Farmers have turned increasingly sceptical of the Government’s promise of doubling their incomes by 2022. Bumper crops continued to trigger a meltdown in food prices, and policy interventions such as e-Nam and the repeal of the APMC Acts by States have made scant progress. The time, therefore, appears right for the new Draft Agricultural Export Policy floated by the commerce ministry. It moots a dramatic shift in India’s policy objectives on agri-trade, from the excessive attention to tackling shortages and inflation-control on behalf of consumers, to dealing with problems of plenty and ensuring a fair price for producers. But while the policy does well in diagnosing key barriers to agri-exports and suggesting broad-brush measures to dismantle them, it needs fleshing out if it is to deliver results.
India is today a leading global producer of foodgrain, dairy and several horticultural crops, but holds a minuscule 2.2 per cent share in global agri-exports. Apart from being stuck at the lowest rung of the value chain, India’s farm exports are highly reliant on a handful of commodities — marine products, meat, rice and plantation crops. Exports even in these items are frequently interrupted by self-imposed and arbitrary trade curbs such as minimum export prices, export duties and, lately, laws banning cow slaughter. This has earned India the reputation of a fickle participant in global agri-trade. High rejection rates on consignments due to poor quality, antibiotic and pesticide residues, and other phyto-sanitary grounds further queer the pitch. State-level curbs on movement of produce add to already high costs from fragmented farms and poor logistics. After homing in on these issues, the draft policy suggests five key sets of fixes: committing to a stable trade policy for all ‘non-essential’ commodities, improvements to storage and exit point logistics, better coordination between central ministries now working at cross-purposes, and greater state involvement in reforming agri-exports. Some of the workable ideas mooted include the promotion of region-specific clusters for lucrative crops, coordinated branding efforts, a shared database for exporters on market intelligence and export rejects, quality assurance at the farm, and wider adoption of land leases and contract farming for scale economies.
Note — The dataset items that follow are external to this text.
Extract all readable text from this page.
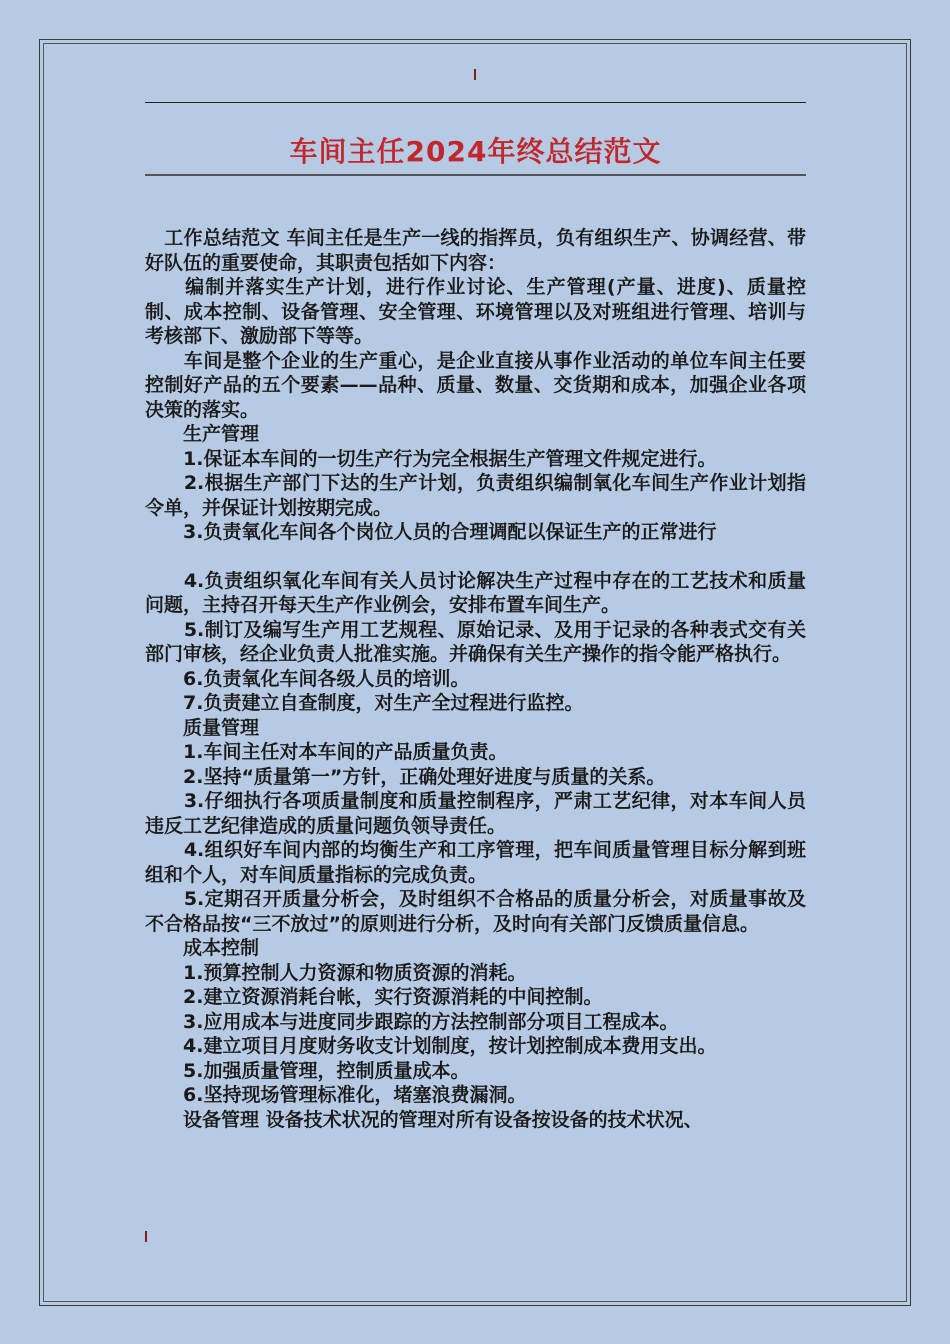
车间主任2024年终总结范文

　工作总结范文 车间主任是生产一线的指挥员，负有组织生产、协调经营、带好队伍的重要使命，其职责包括如下内容：

　　编制并落实生产计划，进行作业讨论、生产管理(产量、进度)、质量控制、成本控制、设备管理、安全管理、环境管理以及对班组进行管理、培训与考核部下、激励部下等等。

　　车间是整个企业的生产重心，是企业直接从事作业活动的单位车间主任要控制好产品的五个要素——品种、质量、数量、交货期和成本，加强企业各项决策的落实。

　　生产管理

　　1.保证本车间的一切生产行为完全根据生产管理文件规定进行。

　　2.根据生产部门下达的生产计划，负责组织编制氧化车间生产作业计划指令单，并保证计划按期完成。

　　3.负责氧化车间各个岗位人员的合理调配以保证生产的正常进行

　　4.负责组织氧化车间有关人员讨论解决生产过程中存在的工艺技术和质量问题，主持召开每天生产作业例会，安排布置车间生产。

　　5.制订及编写生产用工艺规程、原始记录、及用于记录的各种表式交有关部门审核，经企业负责人批准实施。并确保有关生产操作的指令能严格执行。

　　6.负责氧化车间各级人员的培训。

　　7.负责建立自查制度，对生产全过程进行监控。

　　质量管理

　　1.车间主任对本车间的产品质量负责。

　　2.坚持“质量第一”方针，正确处理好进度与质量的关系。

　　3.仔细执行各项质量制度和质量控制程序，严肃工艺纪律，对本车间人员违反工艺纪律造成的质量问题负领导责任。

　　4.组织好车间内部的均衡生产和工序管理，把车间质量管理目标分解到班组和个人，对车间质量指标的完成负责。

　　5.定期召开质量分析会，及时组织不合格品的质量分析会，对质量事故及不合格品按“三不放过”的原则进行分析，及时向有关部门反馈质量信息。

　　成本控制

　　1.预算控制人力资源和物质资源的消耗。

　　2.建立资源消耗台帐，实行资源消耗的中间控制。

　　3.应用成本与进度同步跟踪的方法控制部分项目工程成本。

　　4.建立项目月度财务收支计划制度，按计划控制成本费用支出。

　　5.加强质量管理，控制质量成本。

　　6.坚持现场管理标准化，堵塞浪费漏洞。

　　设备管理 设备技术状况的管理对所有设备按设备的技术状况、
But putting these big-picture ideas into practice will mean thrashing out the nitty-gritty first. For instance, cereals, meat and vegetables offer lucrative export opportunities, but it isn’t clear how these can be redefined as ‘non-essential’ commodities to shield them from ad-hoc trade curbs. Similarly, cost competitiveness is key to promoting value-added food exports, but that is in direct conflict with the Centre’s MSP promise to local farmers. Then, there’s the fact that any attempt by India to seek better market access for agri-exports is bound to bring up the politically fraught issue of its high tariff barriers on agri-imports and input subsidies to farmers. Policymakers should resolve such conflicts on the exports of primary produce, before leap-frogging to fanciful ideas such as exporting organic foods, Ayurvedic nutraceuticals and canned sarson ka saag.